Er wischt das Futter mit dem Küchenpapier in den Sack, dann geht er in die Speis und hebt das kaputte Glas sowie den Splitter auf. In seinem Bauch grummelt es ähnlich laut wie draußen. Er stellt den Plastiksack ins Eck und beschließt, sich später um die klebrige Stelle auf dem Boden zu kümmern. Jetzt will er erst einmal in Ruhe frühstücken. Als er an die Küchenanrichte tritt, stellt er fest, dass er denselben Gedanken schon einmal gehabt haben muss.

Seltsam, denkt er.
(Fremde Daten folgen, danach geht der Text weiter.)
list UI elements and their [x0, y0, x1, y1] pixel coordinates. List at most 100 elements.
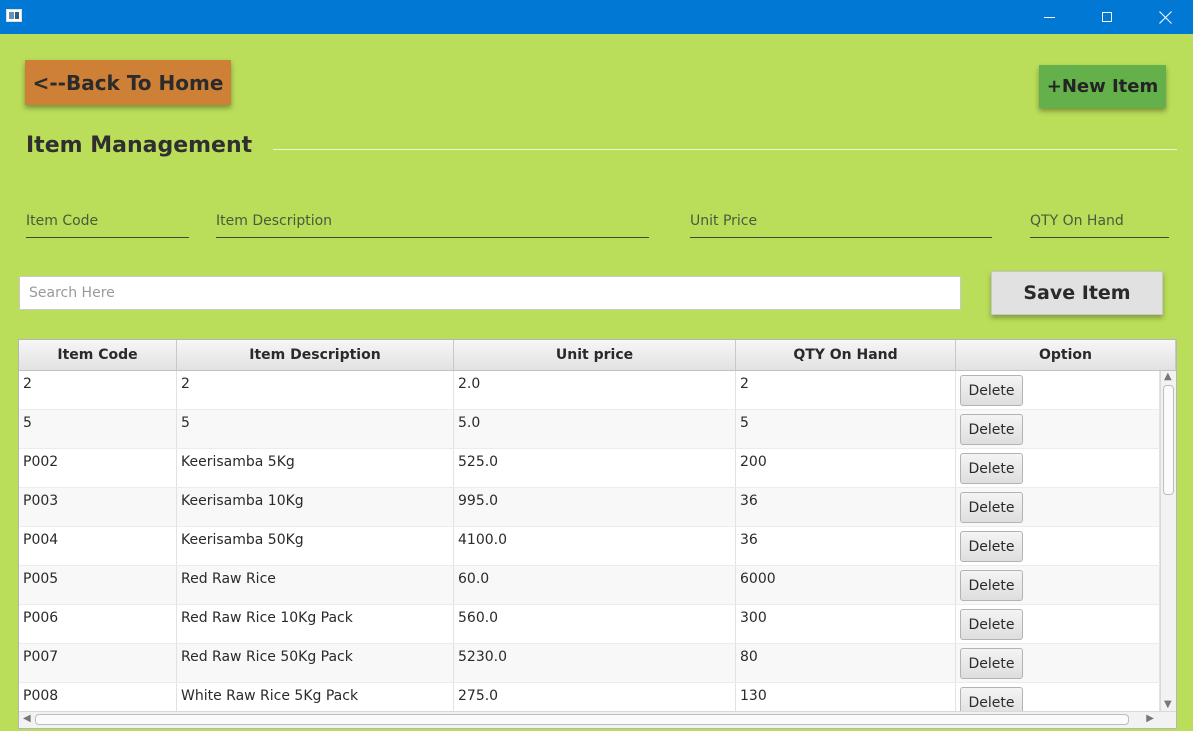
title-divider	[273, 149, 1177, 150]
scroll-left-icon[interactable]: ◀	[23, 714, 31, 724]
cell-item-description: 5	[177, 410, 454, 448]
column-header-qty-on-hand[interactable]: QTY On Hand	[736, 340, 956, 370]
column-header-option[interactable]: Option	[956, 340, 1176, 370]
save-item-button[interactable]: Save Item	[991, 271, 1163, 315]
qty-on-hand-field[interactable]: QTY On Hand	[1030, 213, 1169, 238]
delete-button[interactable]: Delete	[960, 453, 1023, 484]
cell-item-description: Keerisamba 10Kg	[177, 488, 454, 526]
cell-option: Delete	[956, 488, 1160, 526]
table-row[interactable]: P005 Red Raw Rice 60.0 6000 Delete	[19, 566, 1160, 605]
cell-qty-on-hand: 2	[736, 371, 956, 409]
table-header: Item Code Item Description Unit price QT…	[19, 340, 1176, 371]
delete-button[interactable]: Delete	[960, 609, 1023, 640]
item-code-label: Item Code	[26, 213, 99, 229]
scroll-right-icon[interactable]: ▶	[1146, 714, 1154, 724]
delete-button[interactable]: Delete	[960, 687, 1023, 711]
cell-option: Delete	[956, 527, 1160, 565]
cell-qty-on-hand: 36	[736, 488, 956, 526]
horizontal-scroll-thumb[interactable]	[35, 714, 1129, 725]
table-row[interactable]: 5 5 5.0 5 Delete	[19, 410, 1160, 449]
item-code-field[interactable]: Item Code	[26, 213, 189, 238]
delete-button[interactable]: Delete	[960, 570, 1023, 601]
unit-price-label: Unit Price	[690, 213, 758, 229]
cell-option: Delete	[956, 644, 1160, 682]
maximize-icon	[1102, 12, 1112, 22]
cell-unit-price: 995.0	[454, 488, 736, 526]
cell-item-description: Red Raw Rice 10Kg Pack	[177, 605, 454, 643]
column-header-item-code[interactable]: Item Code	[19, 340, 177, 370]
page-title: Item Management	[26, 133, 253, 158]
cell-unit-price: 525.0	[454, 449, 736, 487]
delete-button[interactable]: Delete	[960, 414, 1023, 445]
vertical-scroll-thumb[interactable]	[1163, 385, 1174, 495]
cell-item-description: 2	[177, 371, 454, 409]
table-row[interactable]: P003 Keerisamba 10Kg 995.0 36 Delete	[19, 488, 1160, 527]
minimize-button[interactable]	[1020, 0, 1078, 34]
delete-button[interactable]: Delete	[960, 531, 1023, 562]
cell-qty-on-hand: 200	[736, 449, 956, 487]
back-to-home-button[interactable]: <--Back To Home	[25, 60, 231, 105]
cell-unit-price: 2.0	[454, 371, 736, 409]
table-row[interactable]: P002 Keerisamba 5Kg 525.0 200 Delete	[19, 449, 1160, 488]
cell-unit-price: 5.0	[454, 410, 736, 448]
cell-qty-on-hand: 300	[736, 605, 956, 643]
cell-option: Delete	[956, 605, 1160, 643]
column-header-unit-price[interactable]: Unit price	[454, 340, 736, 370]
scroll-down-icon[interactable]: ▼	[1164, 700, 1172, 710]
cell-item-code: P005	[19, 566, 177, 604]
cell-item-description: Keerisamba 5Kg	[177, 449, 454, 487]
vertical-scrollbar[interactable]: ▲ ▼	[1160, 371, 1176, 711]
column-header-item-description[interactable]: Item Description	[177, 340, 454, 370]
app-window-icon	[6, 9, 22, 22]
close-icon	[1159, 11, 1172, 24]
cell-qty-on-hand: 5	[736, 410, 956, 448]
cell-item-description: Red Raw Rice 50Kg Pack	[177, 644, 454, 682]
table-row[interactable]: P006 Red Raw Rice 10Kg Pack 560.0 300 De…	[19, 605, 1160, 644]
cell-unit-price: 5230.0	[454, 644, 736, 682]
table-row[interactable]: P008 White Raw Rice 5Kg Pack 275.0 130 D…	[19, 683, 1160, 711]
cell-item-code: 5	[19, 410, 177, 448]
cell-item-description: Red Raw Rice	[177, 566, 454, 604]
cell-item-description: Keerisamba 50Kg	[177, 527, 454, 565]
cell-option: Delete	[956, 371, 1160, 409]
cell-unit-price: 60.0	[454, 566, 736, 604]
cell-item-code: P008	[19, 683, 177, 711]
cell-item-code: 2	[19, 371, 177, 409]
cell-option: Delete	[956, 410, 1160, 448]
cell-qty-on-hand: 6000	[736, 566, 956, 604]
cell-option: Delete	[956, 566, 1160, 604]
qty-on-hand-label: QTY On Hand	[1030, 213, 1124, 229]
cell-unit-price: 275.0	[454, 683, 736, 711]
cell-item-code: P004	[19, 527, 177, 565]
unit-price-field[interactable]: Unit Price	[690, 213, 992, 238]
cell-item-code: P006	[19, 605, 177, 643]
table-row[interactable]: 2 2 2.0 2 Delete	[19, 371, 1160, 410]
cell-item-code: P007	[19, 644, 177, 682]
close-button[interactable]	[1136, 0, 1193, 34]
window-titlebar	[0, 0, 1193, 34]
items-table: Item Code Item Description Unit price QT…	[18, 339, 1177, 729]
cell-item-code: P003	[19, 488, 177, 526]
cell-item-code: P002	[19, 449, 177, 487]
cell-option: Delete	[956, 449, 1160, 487]
minimize-icon	[1043, 16, 1055, 18]
item-description-label: Item Description	[216, 213, 333, 229]
item-description-field[interactable]: Item Description	[216, 213, 649, 238]
cell-qty-on-hand: 130	[736, 683, 956, 711]
new-item-button[interactable]: +New Item	[1039, 65, 1166, 108]
cell-qty-on-hand: 80	[736, 644, 956, 682]
search-input[interactable]	[19, 276, 961, 310]
delete-button[interactable]: Delete	[960, 648, 1023, 679]
table-row[interactable]: P004 Keerisamba 50Kg 4100.0 36 Delete	[19, 527, 1160, 566]
cell-unit-price: 4100.0	[454, 527, 736, 565]
horizontal-scrollbar[interactable]: ◀ ▶	[19, 711, 1176, 728]
cell-unit-price: 560.0	[454, 605, 736, 643]
cell-item-description: White Raw Rice 5Kg Pack	[177, 683, 454, 711]
scroll-up-icon[interactable]: ▲	[1164, 372, 1172, 382]
maximize-button[interactable]	[1078, 0, 1136, 34]
delete-button[interactable]: Delete	[960, 375, 1023, 406]
table-row[interactable]: P007 Red Raw Rice 50Kg Pack 5230.0 80 De…	[19, 644, 1160, 683]
cell-option: Delete	[956, 683, 1160, 711]
table-body: 2 2 2.0 2 Delete 5 5 5.0 5 Delete P002 K…	[19, 371, 1160, 711]
delete-button[interactable]: Delete	[960, 492, 1023, 523]
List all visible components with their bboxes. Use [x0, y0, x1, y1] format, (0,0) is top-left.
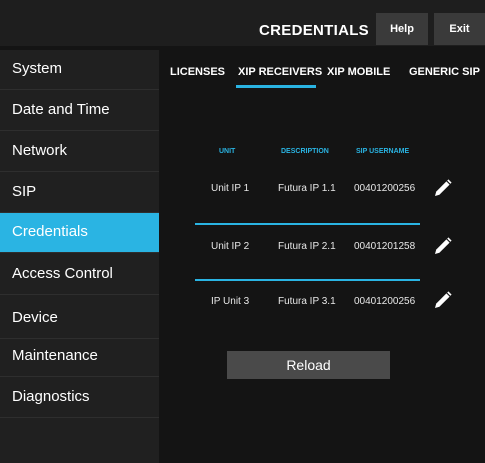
reload-button[interactable]: Reload	[227, 351, 390, 379]
sidebar-item-device[interactable]: Device	[0, 299, 159, 339]
sidebar-item-sip[interactable]: SIP	[0, 173, 159, 213]
cell-description: Futura IP 1.1	[278, 183, 336, 194]
cell-sip-username: 00401200256	[354, 296, 416, 307]
sidebar-item-label: Diagnostics	[12, 388, 90, 405]
sidebar-item-label: Date and Time	[12, 101, 110, 118]
exit-button[interactable]: Exit	[434, 13, 485, 45]
sidebar-item-maintenance[interactable]: Maintenance	[0, 337, 159, 377]
pencil-icon[interactable]	[431, 236, 453, 258]
pencil-icon[interactable]	[431, 290, 453, 312]
cell-description: Futura IP 2.1	[278, 241, 336, 252]
tab-xip-mobile[interactable]: XIP MOBILE	[327, 66, 390, 78]
cell-unit: IP Unit 3	[211, 296, 250, 307]
sidebar-item-credentials[interactable]: Credentials	[0, 213, 159, 253]
sidebar-item-network[interactable]: Network	[0, 132, 159, 172]
sidebar: System Date and Time Network SIP Credent…	[0, 50, 159, 463]
tab-licenses[interactable]: LICENSES	[170, 66, 225, 78]
sidebar-item-label: System	[12, 60, 63, 77]
row-divider	[195, 279, 420, 281]
help-button[interactable]: Help	[376, 13, 428, 45]
sidebar-item-access-control[interactable]: Access Control	[0, 255, 159, 295]
cell-unit: Unit IP 1	[211, 183, 250, 194]
pencil-icon[interactable]	[431, 178, 453, 200]
row-divider	[195, 223, 420, 225]
column-header-unit: UNIT	[219, 148, 236, 155]
sidebar-item-label: Device	[12, 309, 58, 326]
cell-sip-username: 00401200256	[354, 183, 416, 194]
sidebar-item-label: SIP	[12, 183, 37, 200]
sidebar-item-label: Access Control	[12, 265, 113, 282]
sidebar-item-label: Network	[12, 142, 68, 159]
sidebar-item-label: Credentials	[12, 223, 88, 240]
sidebar-item-diagnostics[interactable]: Diagnostics	[0, 378, 159, 418]
cell-description: Futura IP 3.1	[278, 296, 336, 307]
column-header-description: DESCRIPTION	[281, 148, 329, 155]
cell-unit: Unit IP 2	[211, 241, 250, 252]
tab-xip-receivers[interactable]: XIP RECEIVERS	[238, 66, 322, 78]
cell-sip-username: 00401201258	[354, 241, 416, 252]
sidebar-item-system[interactable]: System	[0, 50, 159, 90]
column-header-sip-username: SIP USERNAME	[356, 148, 410, 155]
active-tab-indicator	[236, 85, 316, 88]
sidebar-item-label: Maintenance	[12, 347, 98, 364]
page-title: CREDENTIALS	[259, 22, 369, 39]
tab-generic-sip[interactable]: GENERIC SIP	[409, 66, 480, 78]
sidebar-item-date-and-time[interactable]: Date and Time	[0, 91, 159, 131]
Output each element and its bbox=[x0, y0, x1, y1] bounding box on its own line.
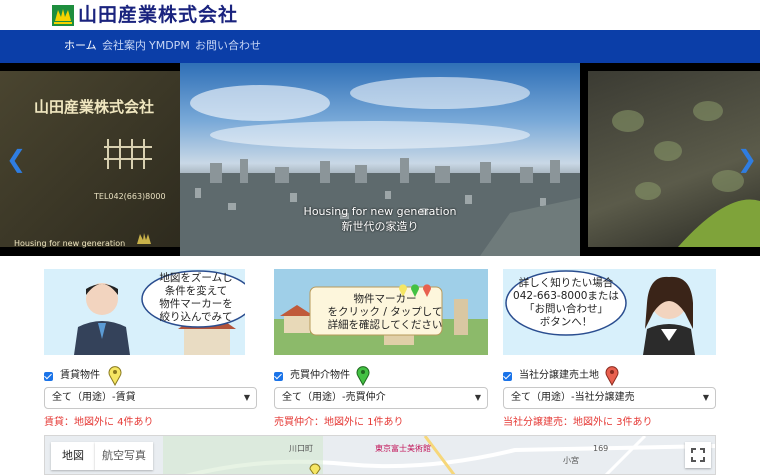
guide-line: をクリック / タップして bbox=[327, 306, 443, 318]
slide-tel: TEL042(663)8000 bbox=[94, 192, 166, 201]
rental-usage-select[interactable]: 全て（用途）-賃貸 ▼ bbox=[44, 387, 257, 409]
map-fullscreen-button[interactable] bbox=[685, 442, 711, 468]
map-road-number-label: 169 bbox=[593, 444, 609, 453]
own-sale-outside-count: 当社分譲建売：地図外に 3件あり bbox=[503, 417, 653, 428]
own-sale-checkbox[interactable] bbox=[503, 372, 512, 381]
map-place-label: 東京富士美術館 bbox=[375, 444, 431, 453]
slide-slogan: Housing for new generation bbox=[14, 239, 126, 248]
brokerage-usage-value: 全て（用途）-売買仲介 bbox=[282, 392, 386, 403]
guide-panel-contact: 詳しく知りたい場合 042-663-8000または 「お問い合わせ」 ボタンへ！ bbox=[503, 269, 716, 355]
nav-home[interactable]: ホーム bbox=[64, 39, 97, 53]
guide-line: ボタンへ！ bbox=[539, 316, 593, 328]
guide-text-zoom: 地図をズームし 条件を変えて 物件マーカーを 絞り込んでみて bbox=[146, 272, 245, 324]
slide-company-name: 山田産業株式会社 bbox=[34, 98, 155, 116]
brokerage-checkbox[interactable] bbox=[274, 372, 283, 381]
guide-line: 詳細を確認してください bbox=[327, 319, 443, 331]
carousel-slide-next bbox=[588, 71, 760, 247]
carousel-prev-button[interactable]: ❮ bbox=[6, 147, 26, 171]
nav-ymdpm[interactable]: YMDPM bbox=[149, 39, 190, 53]
map-place-label: 川口町 bbox=[289, 444, 313, 453]
hero-carousel: 山田産業株式会社 TEL042(663)8000 Housing for new… bbox=[0, 63, 760, 256]
rental-outside-count: 賃貸：地図外に 4件あり bbox=[44, 417, 154, 428]
fullscreen-icon bbox=[691, 448, 705, 462]
building-sketch-icon bbox=[104, 139, 152, 169]
company-logo-icon[interactable] bbox=[52, 5, 74, 26]
nav-company[interactable]: 会社案内 bbox=[102, 39, 146, 53]
carousel-next-button[interactable]: ❯ bbox=[737, 147, 757, 171]
rental-usage-value: 全て（用途）-賃貸 bbox=[52, 392, 136, 403]
rental-checkbox[interactable] bbox=[44, 372, 53, 381]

Ich kann mich gar nicht daran erinnern, dass ich das Brot herausgeholt habe.

Er hebt die Augenbrauen und kratzt sich im Ohr. Schüttelt den Kopf, öffnet die Bestecklade, holt das gezackte Messer heraus und schneidet sich eine Scheibe vom Brot herunter.

2

Ein zweistöckiges Wohnhaus am östlichen Stadtrand Wiens.

Die Adresse: Papaverweg 6.

Früher (ach, früher!) sind hier noch die Gänse gelaufen.

Früher (ach, früher!) war hier alles irgendwie besser – ­flüstern die Erinnerungen der Alten.

Alice Winter, die sechsundzwanzigjährige Mieterin von Top 4, sitzt jeden Morgen an ihrem Laptop. Von ihrem Fenster aus kann sie direkt auf die Gasse und den Parkplatz schauen.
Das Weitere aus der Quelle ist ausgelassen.